Shreveporter’s art journey includes international recognition.
It is true that social media has changed the way we communicate with each other. And while this bears some negative aspects, social media can also prove positive in many ways. One of these ways is how being present on social media can spark creativity in an individual. Watching another person’s dance performance can inspire a desire to join a dance class. Hearing someone sing on YouTube might encourage you to join a choir or take vocal lessons to improve your own skills. Such was the case with Janet Maines when she came across a colleague’s charcoal sketches on Facebook.
Janet chose a career in graphic art and works in that field designing websites, logos, brochures – anything that requires a creative eye for design. One day, while on Facebook, she saw Jim Huckabee’s work and was inspired to reach out to him in hopes of taking lessons. Jim invited her to a “class” which was more of a gathering of fellow artists who met regularly in Charlie Tabor’s garage. As she watched in fascination, Jim handed her a pencil and sketch pad and encouraged her to draw. What she turned out looked more like a kindergarten drawing but Janet kept coming to the class.
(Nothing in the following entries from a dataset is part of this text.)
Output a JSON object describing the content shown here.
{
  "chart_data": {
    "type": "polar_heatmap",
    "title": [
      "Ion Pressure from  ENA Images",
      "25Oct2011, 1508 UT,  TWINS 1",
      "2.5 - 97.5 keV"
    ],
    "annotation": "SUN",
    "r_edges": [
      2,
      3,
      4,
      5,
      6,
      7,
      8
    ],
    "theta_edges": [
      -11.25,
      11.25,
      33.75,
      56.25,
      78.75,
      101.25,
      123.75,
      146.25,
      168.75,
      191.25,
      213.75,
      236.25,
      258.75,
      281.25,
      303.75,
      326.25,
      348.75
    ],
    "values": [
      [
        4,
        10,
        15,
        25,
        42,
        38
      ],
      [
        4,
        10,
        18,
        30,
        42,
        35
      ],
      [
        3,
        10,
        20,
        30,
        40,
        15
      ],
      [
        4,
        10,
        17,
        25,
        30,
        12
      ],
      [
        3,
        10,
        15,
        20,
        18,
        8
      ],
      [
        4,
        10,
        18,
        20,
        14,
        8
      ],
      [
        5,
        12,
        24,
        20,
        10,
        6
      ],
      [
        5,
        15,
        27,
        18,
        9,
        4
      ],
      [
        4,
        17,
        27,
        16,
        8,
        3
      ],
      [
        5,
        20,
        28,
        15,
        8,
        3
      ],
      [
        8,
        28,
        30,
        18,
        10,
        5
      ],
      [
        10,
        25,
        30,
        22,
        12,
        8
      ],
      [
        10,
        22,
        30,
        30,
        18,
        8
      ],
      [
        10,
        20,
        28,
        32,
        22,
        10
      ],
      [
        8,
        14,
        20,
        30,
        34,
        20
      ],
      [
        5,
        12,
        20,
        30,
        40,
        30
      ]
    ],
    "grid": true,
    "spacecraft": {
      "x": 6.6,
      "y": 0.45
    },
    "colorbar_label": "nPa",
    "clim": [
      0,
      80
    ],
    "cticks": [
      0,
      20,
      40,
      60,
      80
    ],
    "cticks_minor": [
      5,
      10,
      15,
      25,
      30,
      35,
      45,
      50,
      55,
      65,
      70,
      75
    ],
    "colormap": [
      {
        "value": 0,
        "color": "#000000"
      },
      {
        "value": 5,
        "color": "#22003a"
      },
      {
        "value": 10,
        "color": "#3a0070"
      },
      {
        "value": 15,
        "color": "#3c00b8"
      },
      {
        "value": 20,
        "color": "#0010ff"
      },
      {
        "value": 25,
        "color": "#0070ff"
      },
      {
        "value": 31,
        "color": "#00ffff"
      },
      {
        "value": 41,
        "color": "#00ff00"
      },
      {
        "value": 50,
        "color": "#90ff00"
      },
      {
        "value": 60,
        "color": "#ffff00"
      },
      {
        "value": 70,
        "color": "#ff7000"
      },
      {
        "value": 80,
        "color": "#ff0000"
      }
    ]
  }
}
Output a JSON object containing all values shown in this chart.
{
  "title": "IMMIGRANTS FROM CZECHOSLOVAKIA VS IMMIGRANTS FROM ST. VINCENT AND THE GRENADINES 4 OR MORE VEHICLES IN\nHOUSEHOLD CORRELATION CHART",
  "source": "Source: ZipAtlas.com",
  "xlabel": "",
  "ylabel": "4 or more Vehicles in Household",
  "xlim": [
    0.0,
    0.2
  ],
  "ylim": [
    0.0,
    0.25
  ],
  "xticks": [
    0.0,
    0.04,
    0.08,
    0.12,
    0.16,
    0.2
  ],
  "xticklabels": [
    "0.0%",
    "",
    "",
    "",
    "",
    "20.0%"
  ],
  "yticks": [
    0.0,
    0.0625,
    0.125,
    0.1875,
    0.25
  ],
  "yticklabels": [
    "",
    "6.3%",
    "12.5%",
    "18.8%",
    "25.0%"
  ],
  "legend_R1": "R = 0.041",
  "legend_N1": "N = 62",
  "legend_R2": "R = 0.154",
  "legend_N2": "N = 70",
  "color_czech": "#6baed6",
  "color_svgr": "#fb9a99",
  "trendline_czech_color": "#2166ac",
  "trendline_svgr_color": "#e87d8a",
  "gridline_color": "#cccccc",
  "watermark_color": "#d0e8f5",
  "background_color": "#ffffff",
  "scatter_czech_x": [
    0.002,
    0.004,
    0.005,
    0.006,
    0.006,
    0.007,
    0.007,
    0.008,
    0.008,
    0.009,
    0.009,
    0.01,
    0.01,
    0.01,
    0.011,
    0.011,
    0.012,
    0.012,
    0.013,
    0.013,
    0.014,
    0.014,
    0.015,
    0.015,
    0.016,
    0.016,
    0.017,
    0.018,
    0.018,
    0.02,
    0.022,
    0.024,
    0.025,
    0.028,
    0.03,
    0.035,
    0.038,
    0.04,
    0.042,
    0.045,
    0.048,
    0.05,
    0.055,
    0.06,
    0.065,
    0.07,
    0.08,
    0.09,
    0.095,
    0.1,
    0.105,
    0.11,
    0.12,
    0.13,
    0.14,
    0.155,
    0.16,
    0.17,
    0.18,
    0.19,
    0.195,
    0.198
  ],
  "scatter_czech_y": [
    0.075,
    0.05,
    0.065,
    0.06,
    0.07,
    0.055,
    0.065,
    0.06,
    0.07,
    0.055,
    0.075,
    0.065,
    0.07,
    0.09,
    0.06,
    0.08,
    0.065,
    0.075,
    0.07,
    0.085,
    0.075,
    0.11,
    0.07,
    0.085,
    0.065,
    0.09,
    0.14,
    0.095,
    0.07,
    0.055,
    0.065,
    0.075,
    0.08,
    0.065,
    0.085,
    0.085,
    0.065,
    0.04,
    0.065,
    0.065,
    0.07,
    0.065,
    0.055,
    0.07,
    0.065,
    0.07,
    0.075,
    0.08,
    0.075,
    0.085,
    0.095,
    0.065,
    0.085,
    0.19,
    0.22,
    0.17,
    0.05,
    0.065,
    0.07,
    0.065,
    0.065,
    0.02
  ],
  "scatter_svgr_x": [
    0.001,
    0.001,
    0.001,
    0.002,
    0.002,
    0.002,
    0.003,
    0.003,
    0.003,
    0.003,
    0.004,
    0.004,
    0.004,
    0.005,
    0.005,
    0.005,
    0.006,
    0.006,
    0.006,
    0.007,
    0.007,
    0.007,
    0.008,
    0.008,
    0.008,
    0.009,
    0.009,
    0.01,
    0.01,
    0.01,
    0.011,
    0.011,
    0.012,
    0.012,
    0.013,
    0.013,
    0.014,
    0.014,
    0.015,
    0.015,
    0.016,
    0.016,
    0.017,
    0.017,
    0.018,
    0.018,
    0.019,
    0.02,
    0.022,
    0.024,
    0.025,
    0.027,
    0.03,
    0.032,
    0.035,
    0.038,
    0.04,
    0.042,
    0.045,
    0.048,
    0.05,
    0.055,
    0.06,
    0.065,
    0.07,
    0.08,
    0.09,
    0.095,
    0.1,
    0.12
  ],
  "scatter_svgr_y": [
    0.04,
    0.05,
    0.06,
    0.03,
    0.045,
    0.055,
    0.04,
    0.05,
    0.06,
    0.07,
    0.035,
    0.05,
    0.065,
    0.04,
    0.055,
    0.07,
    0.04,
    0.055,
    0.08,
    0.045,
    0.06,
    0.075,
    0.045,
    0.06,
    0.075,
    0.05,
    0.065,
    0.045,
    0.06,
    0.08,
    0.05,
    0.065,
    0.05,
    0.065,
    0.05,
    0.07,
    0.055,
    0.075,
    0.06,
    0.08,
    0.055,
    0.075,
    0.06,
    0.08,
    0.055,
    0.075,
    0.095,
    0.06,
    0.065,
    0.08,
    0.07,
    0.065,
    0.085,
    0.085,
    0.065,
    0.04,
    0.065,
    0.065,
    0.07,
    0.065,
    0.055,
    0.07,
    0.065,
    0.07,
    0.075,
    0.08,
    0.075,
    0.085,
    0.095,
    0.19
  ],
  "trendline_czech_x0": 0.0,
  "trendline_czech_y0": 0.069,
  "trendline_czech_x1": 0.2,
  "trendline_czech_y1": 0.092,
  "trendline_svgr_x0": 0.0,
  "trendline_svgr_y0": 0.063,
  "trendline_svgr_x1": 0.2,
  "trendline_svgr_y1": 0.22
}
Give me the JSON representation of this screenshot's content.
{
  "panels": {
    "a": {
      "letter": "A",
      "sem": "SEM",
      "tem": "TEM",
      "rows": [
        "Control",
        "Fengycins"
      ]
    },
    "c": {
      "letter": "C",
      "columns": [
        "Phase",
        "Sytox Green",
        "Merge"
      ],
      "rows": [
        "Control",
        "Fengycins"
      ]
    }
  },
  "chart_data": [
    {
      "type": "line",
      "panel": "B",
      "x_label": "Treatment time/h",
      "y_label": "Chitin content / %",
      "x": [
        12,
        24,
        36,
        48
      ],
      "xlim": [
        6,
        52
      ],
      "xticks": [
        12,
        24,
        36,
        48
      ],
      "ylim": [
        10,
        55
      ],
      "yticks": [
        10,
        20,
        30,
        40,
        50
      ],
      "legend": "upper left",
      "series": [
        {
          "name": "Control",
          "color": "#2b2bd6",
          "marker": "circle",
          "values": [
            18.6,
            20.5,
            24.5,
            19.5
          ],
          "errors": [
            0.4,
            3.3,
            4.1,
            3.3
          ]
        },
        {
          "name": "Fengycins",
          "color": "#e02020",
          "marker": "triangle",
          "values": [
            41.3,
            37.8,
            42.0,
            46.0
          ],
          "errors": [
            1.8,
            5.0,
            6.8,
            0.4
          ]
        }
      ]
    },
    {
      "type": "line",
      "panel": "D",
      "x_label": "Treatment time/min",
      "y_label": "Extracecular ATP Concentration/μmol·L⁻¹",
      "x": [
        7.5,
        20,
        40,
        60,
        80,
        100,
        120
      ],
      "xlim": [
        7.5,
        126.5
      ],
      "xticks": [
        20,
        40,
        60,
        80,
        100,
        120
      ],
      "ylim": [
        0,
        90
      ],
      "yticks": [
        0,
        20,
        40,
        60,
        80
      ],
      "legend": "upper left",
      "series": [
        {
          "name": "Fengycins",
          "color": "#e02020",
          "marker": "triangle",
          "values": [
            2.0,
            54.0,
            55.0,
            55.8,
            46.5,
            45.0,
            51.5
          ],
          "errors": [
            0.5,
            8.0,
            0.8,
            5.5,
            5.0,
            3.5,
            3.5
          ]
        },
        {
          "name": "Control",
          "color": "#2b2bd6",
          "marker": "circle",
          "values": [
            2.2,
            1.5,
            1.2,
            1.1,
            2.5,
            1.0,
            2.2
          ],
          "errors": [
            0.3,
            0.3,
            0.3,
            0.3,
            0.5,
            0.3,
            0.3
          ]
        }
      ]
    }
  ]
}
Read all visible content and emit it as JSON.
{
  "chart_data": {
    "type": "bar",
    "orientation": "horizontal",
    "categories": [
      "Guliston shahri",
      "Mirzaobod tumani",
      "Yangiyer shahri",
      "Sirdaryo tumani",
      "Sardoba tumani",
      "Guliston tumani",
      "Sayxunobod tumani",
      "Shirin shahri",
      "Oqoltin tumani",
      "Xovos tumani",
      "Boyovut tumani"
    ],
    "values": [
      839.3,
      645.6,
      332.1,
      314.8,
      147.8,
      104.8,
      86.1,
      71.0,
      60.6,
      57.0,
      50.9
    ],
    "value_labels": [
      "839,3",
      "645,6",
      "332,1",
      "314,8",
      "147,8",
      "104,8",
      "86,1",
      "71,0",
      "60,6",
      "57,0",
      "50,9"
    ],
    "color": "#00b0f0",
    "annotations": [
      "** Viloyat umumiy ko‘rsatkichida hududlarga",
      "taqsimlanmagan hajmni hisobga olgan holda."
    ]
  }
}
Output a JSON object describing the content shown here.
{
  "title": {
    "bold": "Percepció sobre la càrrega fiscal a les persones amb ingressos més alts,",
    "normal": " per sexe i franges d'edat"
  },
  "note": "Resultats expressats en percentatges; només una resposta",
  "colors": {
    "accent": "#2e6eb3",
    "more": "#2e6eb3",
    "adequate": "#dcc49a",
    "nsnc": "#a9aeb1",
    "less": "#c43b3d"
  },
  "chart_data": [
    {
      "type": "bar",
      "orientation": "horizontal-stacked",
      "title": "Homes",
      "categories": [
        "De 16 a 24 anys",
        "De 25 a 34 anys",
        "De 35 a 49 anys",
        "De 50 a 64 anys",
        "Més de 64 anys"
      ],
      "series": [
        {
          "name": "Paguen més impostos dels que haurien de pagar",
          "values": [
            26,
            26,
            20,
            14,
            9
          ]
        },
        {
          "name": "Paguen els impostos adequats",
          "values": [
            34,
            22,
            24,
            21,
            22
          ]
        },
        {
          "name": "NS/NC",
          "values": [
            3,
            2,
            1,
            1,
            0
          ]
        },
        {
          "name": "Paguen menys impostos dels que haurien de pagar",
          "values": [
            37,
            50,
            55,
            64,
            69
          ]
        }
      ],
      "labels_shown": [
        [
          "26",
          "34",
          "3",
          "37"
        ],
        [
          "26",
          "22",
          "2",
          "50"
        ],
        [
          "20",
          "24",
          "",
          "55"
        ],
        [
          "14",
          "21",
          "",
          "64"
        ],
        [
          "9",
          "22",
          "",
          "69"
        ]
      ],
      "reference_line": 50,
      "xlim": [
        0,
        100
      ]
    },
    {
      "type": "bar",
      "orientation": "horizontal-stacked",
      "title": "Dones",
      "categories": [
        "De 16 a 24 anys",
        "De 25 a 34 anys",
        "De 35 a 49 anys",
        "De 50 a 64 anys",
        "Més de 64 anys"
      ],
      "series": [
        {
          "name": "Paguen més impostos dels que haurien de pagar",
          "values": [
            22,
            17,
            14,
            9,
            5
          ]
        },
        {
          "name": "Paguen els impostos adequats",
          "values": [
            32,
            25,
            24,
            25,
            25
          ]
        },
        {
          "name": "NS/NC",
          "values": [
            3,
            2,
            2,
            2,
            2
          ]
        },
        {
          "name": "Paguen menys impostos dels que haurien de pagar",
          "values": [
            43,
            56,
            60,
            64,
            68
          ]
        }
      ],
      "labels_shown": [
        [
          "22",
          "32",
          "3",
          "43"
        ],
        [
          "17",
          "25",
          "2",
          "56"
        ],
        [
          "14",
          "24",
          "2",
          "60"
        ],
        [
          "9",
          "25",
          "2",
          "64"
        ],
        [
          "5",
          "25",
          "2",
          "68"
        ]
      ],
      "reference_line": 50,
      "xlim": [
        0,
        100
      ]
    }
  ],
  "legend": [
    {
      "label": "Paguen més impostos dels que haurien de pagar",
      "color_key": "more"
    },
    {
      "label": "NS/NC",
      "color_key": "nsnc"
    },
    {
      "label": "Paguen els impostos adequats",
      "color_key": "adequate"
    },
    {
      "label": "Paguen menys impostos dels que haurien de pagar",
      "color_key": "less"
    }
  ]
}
It didn’t take long for her to catch on and soon, she was getting commissions from friends for her charcoal work.
Janet managed to turn the Covid quarantine into a positive experience. She began spending more time online following artists on social media. She would study other techniques and styles to advance her skills. When she began communicating with Kathy Morris, an artist from Atlanta, a lasting friendship and mentorship was formed. Kathy encouraged her tremendously and suggested that Janet should be teaching her artistic skills to others. It was perfect timing. Her graphic design work had slowed down. Her art commissions had begun to blossom, and she began teaching. Her studio – in one of the most unexpected locations imaginable. You may find her on any given Wednesday in the WHOLE FOODS café from 1:00 to 3:00. It’s there that her adult class attracts diners and shoppers alike. Janet also takes private students beginning at age 12.
Janet became a member of the Portrait Society of America. Formed in 1998 as an educational organization, the Portrait Society of America is dedicated to furthering the traditions of fine art portraiture and figurative art through programs and publications. According to their website, members can access technical information, delve into traditional aesthetics, and research the history of figurative art and portraiture. Among other enrichment activities, this organization recognizes and honors artists of distinction who “have over the course of their careers produced bodies of work that epitomizes excellence within the discipline.”
It was through this organization and the encouragement of her mentor, Kathy Morris, that Janet entered an annual competition. Both of her entries made it to the semi-finals with one of those portraits being featured in a national art magazine. They will also be on display at Sotheby’s in New York City. This is quite an accomplishment in anyone’s book.
Perhaps dearer to her heart is Janet’s involvement with a non-profit organization started by Brent Anderson. “In My Father’s Eyes Portraits” works with families of children who have been diagnosed with cancer to provide them with beautiful portraits of their children. Anderson enlists the help of artists willing to donate their talent for this worthy cause. “The feeling of love between the artist and the recipient is beyond words,” Janet claims. Anderson has the portrait framed and sent to these families free of charge and wrapped in compassion.